Il reweighting delle sinapsi, ovvero la modifica della loro efficacia di trasmissione, è direttamente collegato ai processi di apprendimento e memoria in accordo con la regola di Hebb.

Hebbian Rule: se due neuroni, tra loro connessi da una o più sinapsi, sono ripetutamente attivati simultaneamente allora le sinapsi che li connettono sono rinforzate.

Il cervello umano contiene circa 100 miliardi di neuroni, ciascuno dei quali connesso con circa altri 1000 neuroni ($\sim 10^{14}$ sinapsi). La corteccia celebrale (sede delle funzioni nobili del cervello umano) è uno strato laminare continuo di 2-4 mm, una sorta di lenzuolo che avvolge il nostro cervello formando numerose circonvoluzioni per acquisire maggiore superficie. Sebbene i neuroni siano disposti in modo ordinato in livelli consecutivi, l'intreccio di dendriti e assoni ricorda una foresta fitta ed impenetrabile.

1.2 Reti neurali artificiali

Il primo modello di neurone artificiale fu progettato da McCulloch e Pitts: gli input e gli output erano binari ed erano in grado di eseguire delle computazioni logiche.

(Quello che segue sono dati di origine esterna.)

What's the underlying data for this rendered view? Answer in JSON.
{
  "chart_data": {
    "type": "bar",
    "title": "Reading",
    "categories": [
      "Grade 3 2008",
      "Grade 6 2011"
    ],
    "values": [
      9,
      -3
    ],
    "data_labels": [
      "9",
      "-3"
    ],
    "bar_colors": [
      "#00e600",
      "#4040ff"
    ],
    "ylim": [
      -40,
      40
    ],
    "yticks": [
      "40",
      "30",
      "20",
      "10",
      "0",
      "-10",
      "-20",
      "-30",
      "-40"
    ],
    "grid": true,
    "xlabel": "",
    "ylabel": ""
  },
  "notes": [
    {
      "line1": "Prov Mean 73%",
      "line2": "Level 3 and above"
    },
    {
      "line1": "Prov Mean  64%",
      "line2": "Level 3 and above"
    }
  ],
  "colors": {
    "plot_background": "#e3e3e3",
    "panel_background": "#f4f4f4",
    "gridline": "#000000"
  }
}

Un neurone artificiale moderno prende in ingresso $n$ input $(x_1, ..., x_n)$, pesati rispettivamente con $n$ pesi $(w_1,..., w_n)$ che rappresentano l'efficacia delle connessioni sinaptiche dei dendriti. Tali valori varieranno durante il processo di apprendimento. Esiste un ulteriore peso, detto costante di bias, che si considera collegato ad un input fittizio con valore costante 1, questo peso è utile per tarare il punto di lavoro ottimale del neurone.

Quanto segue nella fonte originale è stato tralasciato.